Но по-настоящему я затаил дыхание только с последним ударом, когда уставился на чашу, где кипела пыль. Что-то выплыло на поверхность, длинное и тонкое, как большинство драмлинов, из какого-то странного серебряного металла с голубоватым отливом. Он поднимался строго вертикально, сначала одно плечо, затем перегиб — и появилось все остальное. Пыль удерживает драмлин, пока кто-то не схватит его. Тогда пыль поддается, и ты получаешь свой драмлин.

Трое фермерских мальчишек вытащили его из чаши. Ничего себе — два метра длины и перегиб почти в середине. Короткое плечо немного толще длинного.

Двое фермерских мальчишек весело галопировали за мной и тащили хвост рычага до самого «Мазепы», где Майк уже успел изрисовать блокнот и вытащить большую драмлинскую алмазную дрель. Майк встал на колени перед рычагом и начал вершить волшебство рулеткой и алмазной чертилкой, а я тем временем просверлил четыре дыры по его меткам. Драмлинский металл не царапается ничем, кроме алмаза, а драмлинские дрели просто вгрызаются в него, словно металл чувствует, что его пожирают, и просто расступается, давая дорогу сверлу.

Пришлось попотеть, чтобы установить рычаг, как надо, да еще под злобным взглядом Куилла Нанди, выглядывавшего из-за плеч пяти здоровенных деревенских парней, связываться с которыми никому не рекомендуется. Когда мы с Майком поставили рычаг на место и крепко прикрутили винтами, он осмотрел нашу работу с таким брезгливым видом, словно наткнулся на мертвого скунса, дня три пролежавшего на дороге.

— Хотите сказать, что эта тонкая изогнутая штука не разлетится через три минуты, после того как поезд отойдет?

Майк качнул головой, вытер руки о старое красное полотенце, как всегда после работы.

— Не только не разлетится, но ты даже изгиба не увидишь. А если разлетится, я отдам тебе остаток папочкиного наследства, чтобы ты прожил свои дни в праздности и ухлестывал за тощими девицами в богатых особняках. Я отвечаю за свою работу, Куилл.

Куилл, как ни странно, даже не огрызнулся, хотя его так и подмывало врезать Майку, но пятеро здоровенных парней все еще стояли поодаль, мало того, многозначительно постукивали кулаками по ладоням.

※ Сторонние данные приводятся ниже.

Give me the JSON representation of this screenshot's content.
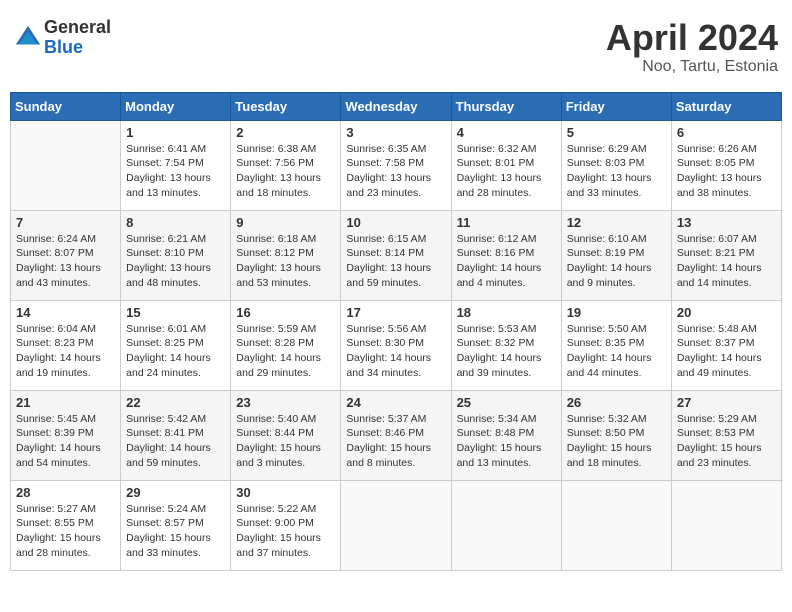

— Поезд отходит! — завопил Куилл, очевидно, желая только одного: чтобы все, особенно Майк, от него отцепились.

Мы с Майком только рассмеялись, швырнули наши сумки в последний вагон — вместе с персиками, цыплятами и картошкой, парившимися там целых три дня.

* * *

Главной проблемой было железо. По пути в столицу мы с Майком ни о чем другом и говорить не могли. Три дня, две ночи, восемь коротких остановок, чтобы набрать воды и угля, езда на открытой платформе под ясным небом в лучшую сентябрьскую погоду, которая выдалась на моей памяти в это время. Майк сидел на бочонке, положив ноги на клетку с цыплятами и бросая кукурузные зерна сквозь решетку. Я лежал на большом мешке с ячменем, укрывшись одеялом, подложив руки под голову, и наблюдал, как плывут облака. В шести вагонах от нас пыхтел «Мазепа».

Железо трудно добывать, возить и обрабатывать, поэтому оно дорого. После того, что идет на рельсы и локомотивы, обычно остаются жалкие крохи, из которых делается всякая мелочь, вроде подков и деталей вагона, которые можно использовать снова и снова, бесконечное число раз. Майк плавит железо в горне, но достать его очень трудно, и мы скупили все подковы и дверные пружины, которые только люди осмелились продать нам, чтобы слепить крохотный котел «Сэм’ла». Вот почему Майк делает из драмлинов все, что только может.